Report: NFL Owners Will Vote On Draft Incentives As A Potential Change To The Rooney Rule

With the NFL scheduled to have another league meeting next Tuesday, a major change could be on the docket. According to Jim Trotter of NFL.com, the league will consider adjustments that would dramatically reward franchises that hire minority head coaches and front office executives.

The report indicates that if the resolutions were to be voted in next week, as part of an improvement on the current Rooney Rule that mandates NFL teams interview minority candidates for these jobs, those that actually hire such candidates would move up as many as 16 spots in the third round of the NFL draft.

If an NFL team hires a racial minority head coach and keeps him for a second season, that franchise would jump six spots in the third round of the draft following that coach’s first season at the helm. The reward would be a 10-spot vault if a team hired a minority general manager.

“If a team were to fill both positions with diverse candidates in the same year, that club could jump 16 spots — six for the coach, 10 for the GM — and potentially move from the top of the third round to the middle of the second round,” Trotter wrote.

In addition, the benefits would extend past Year 2 for a coach under these circumstances, with the team jumping five spots in the fourth round should they keep the coach for a third season.

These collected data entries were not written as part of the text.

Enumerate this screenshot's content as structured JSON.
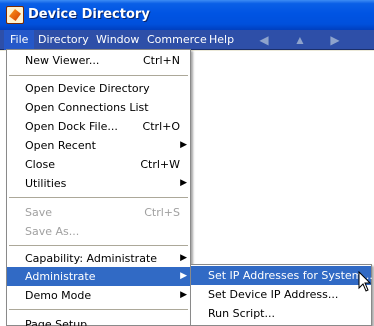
{
  "window": {
    "title": "Device Directory"
  },
  "menubar": {
    "items": [
      {
        "label": "File"
      },
      {
        "label": "Directory"
      },
      {
        "label": "Window"
      },
      {
        "label": "Commerce"
      },
      {
        "label": "Help"
      }
    ],
    "nav": {
      "back_icon": "back-arrow-icon",
      "up_icon": "up-arrow-icon",
      "forward_icon": "forward-arrow-icon"
    }
  },
  "file_menu": {
    "new_viewer": {
      "label": "New Viewer...",
      "accel": "Ctrl+N"
    },
    "open_device_directory": {
      "label": "Open Device Directory"
    },
    "open_connections_list": {
      "label": "Open Connections List"
    },
    "open_dock_file": {
      "label": "Open Dock File...",
      "accel": "Ctrl+O"
    },
    "open_recent": {
      "label": "Open Recent"
    },
    "close": {
      "label": "Close",
      "accel": "Ctrl+W"
    },
    "utilities": {
      "label": "Utilities"
    },
    "save": {
      "label": "Save",
      "accel": "Ctrl+S"
    },
    "save_as": {
      "label": "Save As..."
    },
    "capability": {
      "label": "Capability: Administrate"
    },
    "administrate": {
      "label": "Administrate"
    },
    "demo_mode": {
      "label": "Demo Mode"
    },
    "page_setup": {
      "label": "Page Setup..."
    }
  },
  "submenu": {
    "set_ip_system": {
      "label": "Set IP Addresses for System..."
    },
    "set_device_ip": {
      "label": "Set Device IP Address..."
    },
    "run_script": {
      "label": "Run Script..."
    }
  },
  "colors": {
    "highlight": "#316ac5",
    "menubar": "#2e4fa8",
    "titlebar": "#0054e3"
  }
}
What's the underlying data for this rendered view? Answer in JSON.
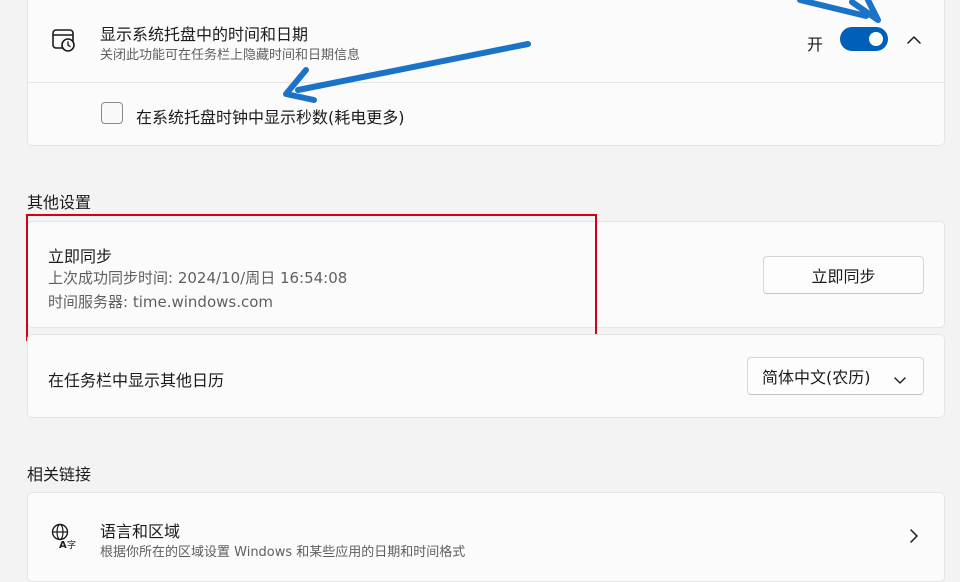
{
  "clock_section": {
    "title": "显示系统托盘中的时间和日期",
    "description": "关闭此功能可在任务栏上隐藏时间和日期信息",
    "toggle_state": "开",
    "seconds_option": "在系统托盘时钟中显示秒数(耗电更多)"
  },
  "other_settings": {
    "header": "其他设置",
    "sync": {
      "title": "立即同步",
      "last_sync": "上次成功同步时间: 2024/10/周日 16:54:08",
      "server": "时间服务器: time.windows.com",
      "button_label": "立即同步"
    },
    "calendar": {
      "label": "在任务栏中显示其他日历",
      "selected": "简体中文(农历)"
    }
  },
  "related_links": {
    "header": "相关链接",
    "language_region": {
      "title": "语言和区域",
      "description": "根据你所在的区域设置 Windows 和某些应用的日期和时间格式"
    }
  },
  "colors": {
    "accent": "#005fb8",
    "highlight_box": "#d0021b",
    "annotation_arrow": "#1a73c8"
  }
}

As Trotter notes, there are only two black general managers and four head coaches of color heading into the 2020 season, which is a 17-year low for the NFL. Many franchises have worked around the Rooney Rule by interviewing an in-house candidate for head coach who has no real shot at the job. Others have hired strong minority candidates such as Steve Wilks (Arizona) or Vance Joseph (Denver), only to dismiss them after one poor season.